Retrospective reviews have been generally positive. Television Heaven described the show as a "worldwide smash of seventies cool" and the perfect example of the "mismatched buddy sub-genre." According to the website movieplayer.it, Starsky & Hutch is in second place among the best TV series of the seventies, and in seventieth place in the ranking of the 100 best TV series of all time.

==Other media==
===Tie-in novels===
A series of novels by Max Franklin (Richard Deming) were published by Ballantine Books in the United States and the United Kingdom between 1976 and 1978. The US and UK editions were identical except that the words "ABC series" on the covers were changed to "BBC series" for the UK editions. Each book was a novelisation of a specific TV series episode, with the original script writer(s) credited on the cover.
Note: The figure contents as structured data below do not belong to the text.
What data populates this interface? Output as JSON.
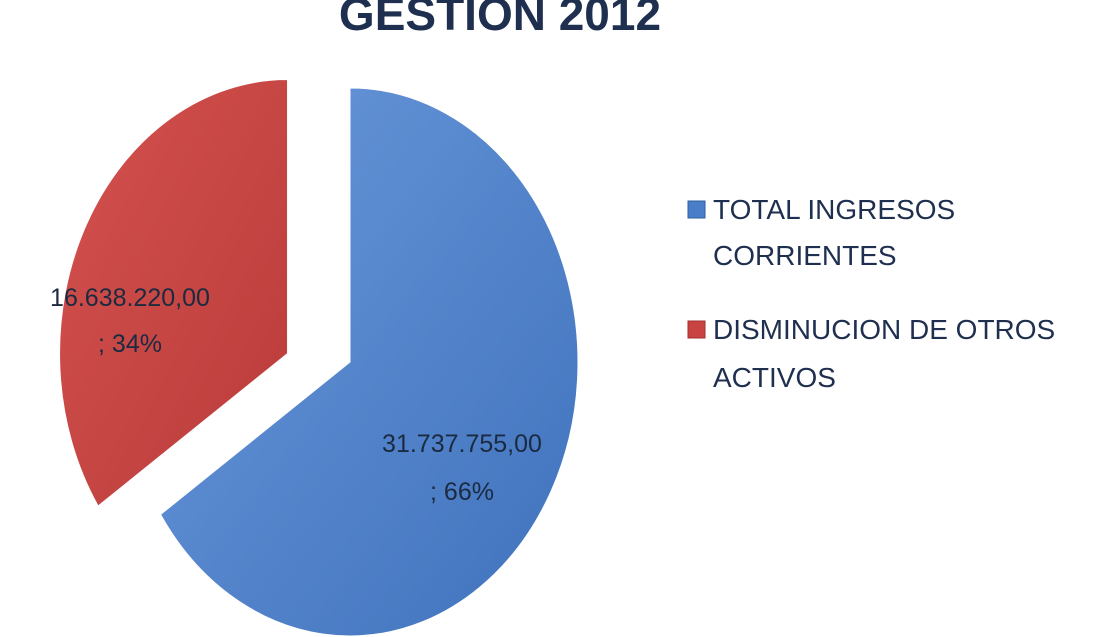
{
  "chart_data": {
    "type": "pie",
    "title": "GESTION 2012",
    "slices": [
      {
        "name": "TOTAL INGRESOS CORRIENTES",
        "value": 31737755.0,
        "value_label": "31.737.755,00",
        "percent_label": "; 66%",
        "color": "#4a7ec8"
      },
      {
        "name": "DISMINUCION DE OTROS ACTIVOS",
        "value": 16638220.0,
        "value_label": "16.638.220,00",
        "percent_label": "; 34%",
        "color": "#c94342"
      }
    ],
    "legend": {
      "position": "right",
      "items": [
        {
          "line1": "TOTAL INGRESOS",
          "line2": "CORRIENTES"
        },
        {
          "line1": "DISMINUCION DE OTROS",
          "line2": "ACTIVOS"
        }
      ]
    },
    "exploded_slice": "DISMINUCION DE OTROS ACTIVOS"
  }
}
- Starsky & Hutch # 1 (novelisation of pilot episode)
- Starsky & Hutch # 2 (novelisation of "Kill Huggy Bear")
- Starsky & Hutch # 3 (novelisation of "Death Ride")
- Starsky & Hutch # 4 (novelisation of "Bounty Hunter")
- Starsky & Hutch # 5 (novelisation of "Terror on the Docks")
- Starsky & Hutch # 6 (novelisation of "The Psychic")
- Starsky & Hutch # 7 (novelisation of "The Set-Up: Parts 1&2")
- Starsky & Hutch # 8 (novelisation of "Starsky & Hutch on Voodoo Island: Parts 1&2")

===Film===

A theatrical film produced by Weed Road Pictures and Red Hour Productions and distributed by Warner Bros. Pictures and Dimension Films was released in theatres on March 5, 2004. The film stars Ben Stiller as Starsky, Owen Wilson as Hutch and Snoop Dogg as Huggy Bear, as they attempt to stop a drug kingpin played by Vince Vaughn. The film grossed $170 million worldwide against a $60 million production budget.

===Video game===

A video game based on the series was developed by Mind's Eye Productions and published by Empire Interactive for PlayStation 2, Xbox, GameCube, Microsoft Windows, and Game Boy Advance in 2003. The game combines driving and shooting gameplay and features the original voice of Huggy Bear, Antonio Fargas.
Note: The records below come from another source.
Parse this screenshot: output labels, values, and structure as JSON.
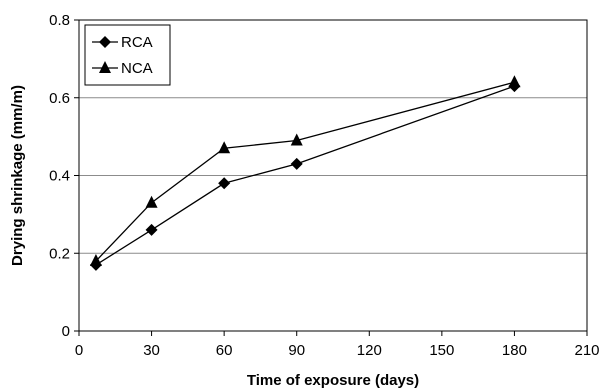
{
  "chart_data": {
    "type": "line",
    "xlabel": "Time of exposure (days)",
    "ylabel": "Drying shrinkage (mm/m)",
    "xlim": [
      0,
      210
    ],
    "ylim": [
      0,
      0.8
    ],
    "x_ticks": [
      0,
      30,
      60,
      90,
      120,
      150,
      180,
      210
    ],
    "y_ticks": [
      0,
      0.2,
      0.4,
      0.6,
      0.8
    ],
    "x_tick_labels": [
      "0",
      "30",
      "60",
      "90",
      "120",
      "150",
      "180",
      "210"
    ],
    "y_tick_labels": [
      "0",
      "0.2",
      "0.4",
      "0.6",
      "0.8"
    ],
    "grid": "horizontal",
    "legend_position": "top-left",
    "series": [
      {
        "name": "RCA",
        "marker": "diamond",
        "color": "#000000",
        "x": [
          7,
          30,
          60,
          90,
          180
        ],
        "y": [
          0.17,
          0.26,
          0.38,
          0.43,
          0.63
        ]
      },
      {
        "name": "NCA",
        "marker": "triangle",
        "color": "#000000",
        "x": [
          7,
          30,
          60,
          90,
          180
        ],
        "y": [
          0.18,
          0.33,
          0.47,
          0.49,
          0.64
        ]
      }
    ]
  }
}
===Television series reboot===
In February 2023, The Hollywood Reporter reported that a "modern reimagining" of the series was being developed with a female-led cast. The plot would follow two female detectives, Sasha Starsky and Nicole Hutchinson, who would be attempting to uncover the truth behind their fathers' wrongful imprisonment 15 years prior. At that time, no actors were attached to the potential new series, though Sam Sklaver and Elizabeth Peterson were attached as writers and showrunners, while Sony Pictures Television and Fox Entertainment would be the production companies. As of , no other updates have been provided regarding the status of any potential reboot.